Please help us welcome DIYMAS newest supporting vendor TBI Mobile Sound. More info can be found at www.tbisound.com
DIYMA member TBI Mobile Sound is here in the forums available to help with any questions you might have.

Thanks for your attention!
DIYMA


----------



## BLD MOVS (Sep 23, 2007)

The equipment looks nice but I'm just trying to figure out how to install any of it in my car?


----------



## Kpg2713 (Feb 10, 2008)

They make some auto use tweeters I can see.


----------



## Spasticteapot (Mar 5, 2007)

This post has been edited by DIYMA

If you are going to calll out a vendor, please do not do it in the Welcome Aboard thread.
Your reply was moved to a new topic in this same forum.
DIYMA

_**Edited by DIYMA July 30th, 2009 - 5:38pm_


----------



## captainobvious (Mar 11, 2006)

Will TBI be offering more raw drivers other than the tweeters listed? Also, do they manufacture their own drivers for their speaker systems or are they built by another company in the industry?

When can we expect the website to be updated with more drivers?

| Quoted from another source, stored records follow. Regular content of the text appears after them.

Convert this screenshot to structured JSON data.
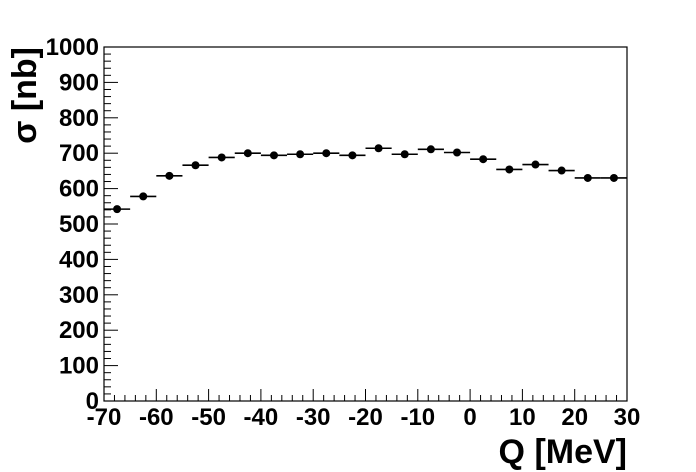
{
  "chart_data": {
    "type": "scatter",
    "title": "",
    "xlabel": "Q [MeV]",
    "ylabel": "σ [nb]",
    "xlim": [
      -70,
      30
    ],
    "ylim": [
      0,
      1000
    ],
    "x_ticks": [
      "-70",
      "-60",
      "-50",
      "-40",
      "-30",
      "-20",
      "-10",
      "0",
      "10",
      "20",
      "30"
    ],
    "y_ticks": [
      "0",
      "100",
      "200",
      "300",
      "400",
      "500",
      "600",
      "700",
      "800",
      "900",
      "1000"
    ],
    "grid": false,
    "bin_width": 5,
    "series": [
      {
        "x": [
          -67.5,
          -62.5,
          -57.5,
          -52.5,
          -47.5,
          -42.5,
          -37.5,
          -32.5,
          -27.5,
          -22.5,
          -17.5,
          -12.5,
          -7.5,
          -2.5,
          2.5,
          7.5,
          12.5,
          17.5,
          22.5,
          27.5
        ],
        "y": [
          542,
          578,
          636,
          666,
          688,
          700,
          694,
          697,
          700,
          694,
          714,
          697,
          711,
          702,
          683,
          654,
          668,
          651,
          630,
          630
        ],
        "yerr": [
          8,
          8,
          8,
          8,
          8,
          8,
          8,
          8,
          8,
          8,
          8,
          8,
          8,
          8,
          8,
          8,
          8,
          8,
          8,
          8
        ]
      }
    ]
  }
}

Thanks and welcome aboard TBI


----------



## CAMSHAFT (Apr 7, 2006)

welcome aboard!


----------



## GLN305 (Nov 2, 2007)

Welcome aboard and PLEASE make some really high quality autosound 8" mids


----------



## TBI Mobile Sound (Nov 30, 2007)

Thanks everyone for the warm welcome. At present we only have the tweeter and we do have intentions of adding more special ETL drivers to our mobile line both mid and woofer. What we have developed and hope to confirm with the members is that this tweeter will leave you scratching your heads about what it is doing. You probably won't be complaining about midrange anymore. The TWEP51 should be used just like a tweeter in a conventional system that is near the midrange even if it is near the floor. Now you can see how the tweeter has been messing things up.

JP TBI Sound


----------



## Oliver (Jun 25, 2007)

Excellent !

I entered the contest. I will put them with a set of Polk 6750's in Pete's truck to see if they are all that [ they are compatible as far as ohmage ], we'll just pull the other tweets and replace with yours.

Music will be the best recordings from elusive disc {XRCD format}.


----------